D’altro canto, le possibili carenze, qualitative o quantitative, della riparazione che il giudice abbia stimato congrua con la dichiarazione di estinzione di reato, rimangono suscettibili di rivisitazione nella sede civile, alla quale la persona offesa potrebbe sempre rivolgersi nel caso di insoddisfazione, stante l’impossibilità di attribuire alla sentenza di improcedibilità per estinzione del reato l’efficacia di giudicato nel giudizio civile ai sensi dell’art. 652 cod. proc. pen. (sez.5, n. 10390 del 14/02/2019, Rv. 276028).

Depone, ancora, per una più accentuata flessibilità dello strumento dell’art. 162 ter cod. pen. a scopi di deflazione processuale la mancata delimitazione – invece contenuta nell’art. 35 comma 2 del Decr. Lgs. n. 274 del 2000 sui reati di competenza del Giudice di pace (cfr. sez. U n. 33864 del 2015, cit., Rv.264239) – dei margini della sua applicabilità alla valutazione del soddisfacimento delle esigenze di riprovazione e prevenzione del reato, che trova conferma in altro inciso del dettato della norma in commento, nella parte in cui àncora l’operatività della causa estintiva all’acquisizione della prova della riparazione, ma non necessariamente all’accertamento della eliminazione delle “conseguenze dannose o pericolose del reato”, di cui l’imputato è tenuto a dare contezza solo “ove possibile”.

Può ancora osservarsi, da ultimo, che non si coglie il concreto interesse dell’imputato ad opporsi all’emissione di una sentenza di improcedibilità da lui di regola richiesta con l’esibizione degli elementi a sostegno dell’invocata riparazione del danno cagionato alla persona offesa; il “dissenso” potrebbe essere giustificato soltanto dalla prospettiva di ottenere una decisione più favorevole all’esito del dibattimento, antinomica ed incompatibile con la scelta di parte di accesso ai presupposti della procedura di semplificazione che consenta l’immediata dichiarazione di estinzione del reato, ontologicamente non riconducibile, pertanto, all’autonomo modello di definizione camerale partecipato di cui all’art. 469 cod. proc. pen.

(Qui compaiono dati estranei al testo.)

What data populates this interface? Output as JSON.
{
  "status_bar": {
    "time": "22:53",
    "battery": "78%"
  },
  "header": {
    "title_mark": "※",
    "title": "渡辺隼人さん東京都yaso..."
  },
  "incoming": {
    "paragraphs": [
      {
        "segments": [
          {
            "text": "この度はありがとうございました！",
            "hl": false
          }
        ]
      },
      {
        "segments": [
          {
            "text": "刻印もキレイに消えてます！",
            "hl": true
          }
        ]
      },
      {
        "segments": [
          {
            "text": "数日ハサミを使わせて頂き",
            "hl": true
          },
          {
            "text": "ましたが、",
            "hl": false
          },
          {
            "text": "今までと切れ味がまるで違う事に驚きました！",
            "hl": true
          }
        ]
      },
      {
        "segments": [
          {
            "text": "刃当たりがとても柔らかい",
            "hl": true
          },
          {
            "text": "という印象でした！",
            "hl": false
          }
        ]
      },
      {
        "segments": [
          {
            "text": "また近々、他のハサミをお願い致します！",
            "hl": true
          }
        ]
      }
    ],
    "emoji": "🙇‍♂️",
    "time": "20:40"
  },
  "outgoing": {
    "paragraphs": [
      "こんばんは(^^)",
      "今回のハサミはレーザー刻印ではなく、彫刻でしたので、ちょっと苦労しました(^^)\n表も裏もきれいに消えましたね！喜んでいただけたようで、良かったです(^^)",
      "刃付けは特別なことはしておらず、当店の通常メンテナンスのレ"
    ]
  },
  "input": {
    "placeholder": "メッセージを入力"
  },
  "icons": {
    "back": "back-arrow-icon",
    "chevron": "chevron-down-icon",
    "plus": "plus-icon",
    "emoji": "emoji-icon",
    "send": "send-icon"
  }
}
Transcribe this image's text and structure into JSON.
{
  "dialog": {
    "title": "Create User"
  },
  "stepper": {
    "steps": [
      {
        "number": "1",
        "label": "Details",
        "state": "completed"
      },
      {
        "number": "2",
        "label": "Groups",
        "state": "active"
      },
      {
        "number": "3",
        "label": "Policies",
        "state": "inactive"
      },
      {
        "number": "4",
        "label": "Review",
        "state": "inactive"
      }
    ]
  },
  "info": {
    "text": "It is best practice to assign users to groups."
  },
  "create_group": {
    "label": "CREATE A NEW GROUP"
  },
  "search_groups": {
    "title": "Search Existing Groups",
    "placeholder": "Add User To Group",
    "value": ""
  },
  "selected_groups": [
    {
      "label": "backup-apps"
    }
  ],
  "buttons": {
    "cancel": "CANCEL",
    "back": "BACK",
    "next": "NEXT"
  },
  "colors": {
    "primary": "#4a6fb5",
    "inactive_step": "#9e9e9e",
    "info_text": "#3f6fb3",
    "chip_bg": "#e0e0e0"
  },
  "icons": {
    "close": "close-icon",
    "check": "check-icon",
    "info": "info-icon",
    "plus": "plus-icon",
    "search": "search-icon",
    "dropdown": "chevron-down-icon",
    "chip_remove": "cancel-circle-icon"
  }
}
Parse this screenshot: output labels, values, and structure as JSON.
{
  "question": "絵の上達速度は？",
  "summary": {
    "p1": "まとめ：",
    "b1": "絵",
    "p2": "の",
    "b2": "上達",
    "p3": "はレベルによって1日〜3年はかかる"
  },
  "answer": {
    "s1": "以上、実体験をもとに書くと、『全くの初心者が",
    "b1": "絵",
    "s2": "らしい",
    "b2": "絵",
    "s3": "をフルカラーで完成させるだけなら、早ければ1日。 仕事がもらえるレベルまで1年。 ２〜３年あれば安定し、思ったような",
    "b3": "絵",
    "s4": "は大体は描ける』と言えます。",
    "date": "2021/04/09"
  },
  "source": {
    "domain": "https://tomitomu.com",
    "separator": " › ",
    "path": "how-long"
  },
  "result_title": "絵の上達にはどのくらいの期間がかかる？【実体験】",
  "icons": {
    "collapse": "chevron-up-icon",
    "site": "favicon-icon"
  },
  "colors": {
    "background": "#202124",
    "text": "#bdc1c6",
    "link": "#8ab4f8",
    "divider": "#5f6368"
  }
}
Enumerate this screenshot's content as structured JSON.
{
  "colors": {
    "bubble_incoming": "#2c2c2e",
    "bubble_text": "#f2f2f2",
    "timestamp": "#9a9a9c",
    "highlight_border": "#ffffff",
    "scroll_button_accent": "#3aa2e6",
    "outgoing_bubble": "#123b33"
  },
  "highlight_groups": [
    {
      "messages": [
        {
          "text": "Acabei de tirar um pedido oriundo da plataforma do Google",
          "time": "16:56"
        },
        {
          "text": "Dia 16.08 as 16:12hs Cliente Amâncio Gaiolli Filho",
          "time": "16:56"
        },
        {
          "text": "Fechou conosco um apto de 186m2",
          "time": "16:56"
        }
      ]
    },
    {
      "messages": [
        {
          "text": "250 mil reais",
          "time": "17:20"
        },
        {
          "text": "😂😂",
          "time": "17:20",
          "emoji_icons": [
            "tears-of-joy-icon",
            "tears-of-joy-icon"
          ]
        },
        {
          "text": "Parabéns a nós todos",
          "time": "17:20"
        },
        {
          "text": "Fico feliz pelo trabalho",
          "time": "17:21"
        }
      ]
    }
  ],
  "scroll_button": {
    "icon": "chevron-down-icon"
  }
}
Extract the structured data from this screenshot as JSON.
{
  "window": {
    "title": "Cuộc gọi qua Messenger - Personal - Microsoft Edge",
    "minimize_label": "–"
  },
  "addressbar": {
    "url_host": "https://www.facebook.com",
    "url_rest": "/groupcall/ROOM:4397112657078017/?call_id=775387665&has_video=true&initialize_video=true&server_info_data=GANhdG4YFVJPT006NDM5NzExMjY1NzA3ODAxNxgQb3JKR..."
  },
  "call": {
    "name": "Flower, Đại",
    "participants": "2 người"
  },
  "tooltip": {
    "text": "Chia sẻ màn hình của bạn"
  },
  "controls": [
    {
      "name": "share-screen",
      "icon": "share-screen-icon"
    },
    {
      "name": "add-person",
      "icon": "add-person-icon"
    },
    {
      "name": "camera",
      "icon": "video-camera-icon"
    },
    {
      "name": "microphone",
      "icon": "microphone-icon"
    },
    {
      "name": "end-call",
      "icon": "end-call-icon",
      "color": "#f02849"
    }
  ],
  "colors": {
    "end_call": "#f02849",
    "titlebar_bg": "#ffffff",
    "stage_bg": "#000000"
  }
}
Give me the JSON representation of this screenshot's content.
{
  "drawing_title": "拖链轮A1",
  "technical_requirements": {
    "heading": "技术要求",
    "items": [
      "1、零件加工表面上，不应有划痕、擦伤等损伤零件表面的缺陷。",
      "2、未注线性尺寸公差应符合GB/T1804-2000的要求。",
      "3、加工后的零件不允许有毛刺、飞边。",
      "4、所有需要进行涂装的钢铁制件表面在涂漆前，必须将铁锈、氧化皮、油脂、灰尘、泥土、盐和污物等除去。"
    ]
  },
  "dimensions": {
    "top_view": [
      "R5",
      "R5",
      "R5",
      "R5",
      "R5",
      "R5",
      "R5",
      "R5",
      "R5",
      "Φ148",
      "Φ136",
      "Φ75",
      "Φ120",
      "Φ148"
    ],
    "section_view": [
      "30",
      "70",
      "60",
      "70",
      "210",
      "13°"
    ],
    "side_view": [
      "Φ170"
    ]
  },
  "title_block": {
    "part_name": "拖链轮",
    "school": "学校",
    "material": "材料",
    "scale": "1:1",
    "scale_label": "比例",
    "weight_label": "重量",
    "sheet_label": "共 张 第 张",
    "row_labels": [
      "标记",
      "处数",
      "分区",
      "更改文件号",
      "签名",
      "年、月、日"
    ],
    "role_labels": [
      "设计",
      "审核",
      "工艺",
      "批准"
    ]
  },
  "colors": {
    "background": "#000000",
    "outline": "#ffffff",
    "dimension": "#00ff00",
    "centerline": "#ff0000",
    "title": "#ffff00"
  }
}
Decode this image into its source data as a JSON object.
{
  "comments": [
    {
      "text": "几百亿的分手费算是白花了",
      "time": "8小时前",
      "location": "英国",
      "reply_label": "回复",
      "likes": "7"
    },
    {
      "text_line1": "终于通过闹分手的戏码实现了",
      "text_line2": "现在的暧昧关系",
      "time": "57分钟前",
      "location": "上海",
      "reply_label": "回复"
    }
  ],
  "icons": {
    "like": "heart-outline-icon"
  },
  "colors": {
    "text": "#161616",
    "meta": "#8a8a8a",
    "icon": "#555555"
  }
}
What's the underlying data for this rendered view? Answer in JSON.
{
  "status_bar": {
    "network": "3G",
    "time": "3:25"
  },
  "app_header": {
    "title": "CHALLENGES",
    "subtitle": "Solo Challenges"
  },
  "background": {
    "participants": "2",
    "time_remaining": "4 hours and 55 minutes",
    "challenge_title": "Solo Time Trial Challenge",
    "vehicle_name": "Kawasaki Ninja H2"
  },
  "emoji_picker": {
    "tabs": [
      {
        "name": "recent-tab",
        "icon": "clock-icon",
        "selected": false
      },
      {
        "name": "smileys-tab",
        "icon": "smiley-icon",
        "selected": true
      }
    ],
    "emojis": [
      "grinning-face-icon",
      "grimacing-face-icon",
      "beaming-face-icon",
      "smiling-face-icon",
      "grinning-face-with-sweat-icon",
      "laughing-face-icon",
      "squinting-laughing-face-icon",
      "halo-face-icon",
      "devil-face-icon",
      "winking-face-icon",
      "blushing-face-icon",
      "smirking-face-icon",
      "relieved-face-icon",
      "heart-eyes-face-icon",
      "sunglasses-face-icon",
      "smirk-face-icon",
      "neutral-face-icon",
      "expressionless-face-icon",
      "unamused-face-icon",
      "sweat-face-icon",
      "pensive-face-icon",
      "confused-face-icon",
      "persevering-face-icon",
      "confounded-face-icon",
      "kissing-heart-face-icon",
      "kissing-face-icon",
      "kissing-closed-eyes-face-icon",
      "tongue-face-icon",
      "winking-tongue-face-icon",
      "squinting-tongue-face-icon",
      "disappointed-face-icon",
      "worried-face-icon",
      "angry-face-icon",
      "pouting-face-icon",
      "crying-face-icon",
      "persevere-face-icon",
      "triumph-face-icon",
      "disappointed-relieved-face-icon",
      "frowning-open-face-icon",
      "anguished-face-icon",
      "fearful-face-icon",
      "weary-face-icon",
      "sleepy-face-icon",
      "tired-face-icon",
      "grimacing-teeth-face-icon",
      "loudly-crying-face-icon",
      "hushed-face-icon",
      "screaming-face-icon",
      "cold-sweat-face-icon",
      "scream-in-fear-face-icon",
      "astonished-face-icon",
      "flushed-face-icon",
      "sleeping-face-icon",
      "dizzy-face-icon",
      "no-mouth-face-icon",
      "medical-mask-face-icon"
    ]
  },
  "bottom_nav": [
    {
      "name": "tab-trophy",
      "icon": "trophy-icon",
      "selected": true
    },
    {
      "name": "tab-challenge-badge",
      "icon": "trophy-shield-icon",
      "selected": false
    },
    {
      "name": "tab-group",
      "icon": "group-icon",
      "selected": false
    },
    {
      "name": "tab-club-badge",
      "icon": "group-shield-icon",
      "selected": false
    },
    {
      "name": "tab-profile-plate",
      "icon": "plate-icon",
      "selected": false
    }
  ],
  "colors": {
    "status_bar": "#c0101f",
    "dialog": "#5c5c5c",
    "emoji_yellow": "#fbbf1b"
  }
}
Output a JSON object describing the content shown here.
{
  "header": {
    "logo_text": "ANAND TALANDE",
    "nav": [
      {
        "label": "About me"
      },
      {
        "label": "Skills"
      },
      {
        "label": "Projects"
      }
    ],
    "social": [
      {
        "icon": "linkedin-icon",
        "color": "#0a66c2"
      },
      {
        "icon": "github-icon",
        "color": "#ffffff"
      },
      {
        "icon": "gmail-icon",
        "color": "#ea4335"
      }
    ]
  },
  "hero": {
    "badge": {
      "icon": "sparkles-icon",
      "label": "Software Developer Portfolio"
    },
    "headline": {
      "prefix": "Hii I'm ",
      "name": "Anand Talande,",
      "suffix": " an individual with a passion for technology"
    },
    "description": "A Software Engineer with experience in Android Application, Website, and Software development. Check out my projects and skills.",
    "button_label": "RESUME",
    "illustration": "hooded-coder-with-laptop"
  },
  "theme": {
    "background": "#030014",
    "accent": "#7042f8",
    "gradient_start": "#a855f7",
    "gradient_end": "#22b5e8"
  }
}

Un’interpretazione più restrittiva, che posponga la facoltà di pronunciare la sentenza all’eventuale e non direttamente previsto veto delle parti, si pone insomma in contrasto con gli obbiettivi di snellimento che la riforma legislativa, poi confluita nell’articolato della L. n. 103 del 2017, ha perseguito sin dalle trame embrionali con la valorizzazione del principio della c.d. “depenalizzazione in concreto“, finalizzata ad incrementare gli strumenti processuali funzionali, in ottica di prevenzione generale e speciale, al contenimento del ricorso alla sanzione penale.

Si deve concludere, pertanto, che la causa di estinzione del reato di cui all’art. 162 ter cod. pen. sfugga ai precetti dell’art. 469 cod. proc. pen. e da tale angolatura di visuale le doglianze dell’ufficio ricorrente sono prive di pregio.

Per converso, quanto lamentato nel motivo di ricorso risulta accoglibile a riguardo dell’anomala fase procedurale in cui si sono collocate la formulazione e il perfezionamento dell’offerta di ristoro e la contestuale declaratoria di estinzione del reato, entrambe successive alla dichiarazione di apertura del dibattimento, in violazione del termine di decadenza di cui all’art. 162 ter cod. pen.

È invero di palmare evidenza, in virtù della semplice lettura della motivazione della sentenza impugnata, che alcuna offerta risarcitoria fosse stata formalizzata dall’imputata prima della dichiarazione di apertura del dibattimento e che, in ogni caso, la sua tardiva ammissione, sic et simpliciter, nel corso del dibattimento sia stata disposta in violazione dei presupposti e delle prescrizioni del secondo comma della norma menzionata.